If you have both methylation and expression data for the same samples, you can integrate them in order to discover significant associations between methylation changes in a DMR and an expression alterations in a close gene. mCSEAIntegrate() considers the DMRs identified by mCSEATest() passing a P-value threshold (0.05 by default). It calculates the mean methylation for each condition using the leading edge CpGs and performs a correlation test between this mean DMR methylation and the expression of close genes. This function automatically finds the genes located within a determined distance (1.5 kb) from the DMR. Only correlations passing thresholds (0.5 for correlation value and 0.05 por P-value by default) are returned. For promoters, only negative correlations are returned due to this kind of relationship between promoters methylation and gene expression has been largely observed (@jones12). On the contrary, only positive correlations between gene bodies methylation and gene expression are returned, due to this is a common relationship observed (@jones12). For CpG islands and custom regions, both positive and negative correlations are returned, due to they can be located in both promoters and gene bodies.

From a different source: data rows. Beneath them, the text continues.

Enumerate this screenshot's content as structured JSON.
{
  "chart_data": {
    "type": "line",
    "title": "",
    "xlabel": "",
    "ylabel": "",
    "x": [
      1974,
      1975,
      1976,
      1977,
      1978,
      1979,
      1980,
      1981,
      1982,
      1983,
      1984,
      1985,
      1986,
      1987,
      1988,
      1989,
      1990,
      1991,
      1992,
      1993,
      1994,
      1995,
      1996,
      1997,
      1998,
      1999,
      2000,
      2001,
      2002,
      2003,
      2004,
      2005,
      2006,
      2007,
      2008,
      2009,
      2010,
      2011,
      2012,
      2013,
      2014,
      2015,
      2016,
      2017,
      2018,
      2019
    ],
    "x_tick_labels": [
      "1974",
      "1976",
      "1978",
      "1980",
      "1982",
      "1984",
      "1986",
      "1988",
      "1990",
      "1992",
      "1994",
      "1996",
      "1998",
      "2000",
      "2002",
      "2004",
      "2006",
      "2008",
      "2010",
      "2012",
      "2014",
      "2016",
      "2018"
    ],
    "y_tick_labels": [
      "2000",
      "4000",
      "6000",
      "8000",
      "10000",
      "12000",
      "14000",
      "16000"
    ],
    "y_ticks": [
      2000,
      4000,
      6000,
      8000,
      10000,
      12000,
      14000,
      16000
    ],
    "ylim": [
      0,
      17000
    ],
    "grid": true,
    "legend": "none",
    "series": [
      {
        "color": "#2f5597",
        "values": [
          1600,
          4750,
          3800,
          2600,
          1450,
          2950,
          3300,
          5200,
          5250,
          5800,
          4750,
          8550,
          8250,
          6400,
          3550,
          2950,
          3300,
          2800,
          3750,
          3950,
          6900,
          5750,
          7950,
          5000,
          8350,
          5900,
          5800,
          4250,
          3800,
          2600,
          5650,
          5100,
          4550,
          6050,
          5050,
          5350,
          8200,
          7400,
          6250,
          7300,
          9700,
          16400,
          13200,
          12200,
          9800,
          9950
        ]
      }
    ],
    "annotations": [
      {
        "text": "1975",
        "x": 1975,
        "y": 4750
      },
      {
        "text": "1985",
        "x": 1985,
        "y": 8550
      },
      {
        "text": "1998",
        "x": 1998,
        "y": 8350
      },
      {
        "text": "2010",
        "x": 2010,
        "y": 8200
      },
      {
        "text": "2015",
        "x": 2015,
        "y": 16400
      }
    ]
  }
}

To test this function, we extracted a subset of 100 genes expression from bone marrows of 10 healthy and 10 leukemia patients (exprTest). Data was extracted from r BiocStyle::Biocpkg("leukemiasEset") package.

# Explore expression data
head(exprTest, 3)

# Run mCSEAIntegrate function
resultsInt <- mCSEAIntegrate(myResults, exprTest, "promoters", "ENSEMBL")

resultsInt

It is very important to specify the correct gene identifiers used in the expression data (geneIDs parameter). mCSEAIntegrate() automatically generates correlation plots for the significant results and save them in the directory specified by folder parameter (current directory by default).

Integration plot for GATA2 promoter methylation and ENSG00000179348
expression. Note that, actually, both names refers to the same gene, but
SYMBOL was used to analyze promoters methylation and ENSEMBL ID was used as
gene identifiers in the expression data.